Her wedding ring sat on the bedside table, their names engraved darkly on it, so scarcely worn that it was still as pristine as on their wedding day. Maka's could join them - he prayed a reminder of their new daughter could keep their family together.

Spirit, Katsumi, and now Maka. The silversmith could wedge Maka's names between the other two, which were situated on opposite sides - it was all too prophetic. The castle smith was not particularly pleased with being woken at such an hour, but grumbled placations of doing the engraving first thing in the morning. Spirit left the ring with the smith - it wasn't as if his wife would notice its disappearance anyhow - and returned to their chamber. Assured that Maka was sleeping peacefully, he climbed into bed himself and drifted off.

Assured that the King wouldn't interfere, Medusa returned to the nursery with a shuffle of her robes and toyed with the black hair on the infant's head. As the witch whispered incantations, strength poured into her, for the physical manifestation of black blood in the flesh magnified its powers; it could only do so much without possessing something truly alive. She knew from experience that the specimen must be kept intact for the magic to work - her child Crona had been a failure on her part - so she carefully wrapped the child in her arms and vanished into the woods while the moon watched from behind the clouds, the only witness to her crimes.

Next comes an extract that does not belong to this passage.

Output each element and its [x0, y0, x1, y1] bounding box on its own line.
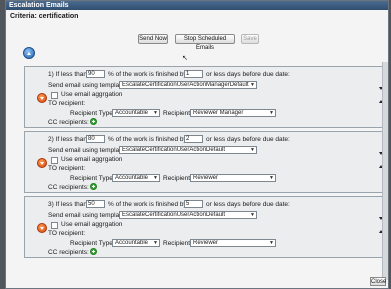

The next morning, the king was awoken by a servant, who had found the baby gone when he had gone to stoke the fireplace in her nursery. The king howled and wept and tore apart the castle among the dogs while the queen sat up in bed. A flicker of horror passed across her stony face at the news, and she sank back into the bed. She was weary. But the deed was done: Medusa had taken the girl far and deep into the forest, where she had prepared a tower to hoard her away with all other manner of magic trinkets.

The king wailed relentlessly, filling the space left by Maka's own crying, and the Queen packed up her garments with her maid servants, put her ring on the mantle, and boarded a ship in the harbor. She said she was setting sail for a city less plagued by the woes of magic and madness.

Deep in the woods, the witch struggled as she had never struggled before. Medusa was not particularly motherly, and she did not count on the girl growing, and her opinions growing along with her, but grow she did. Maka became a young woman destined to be dissatisfied with the world.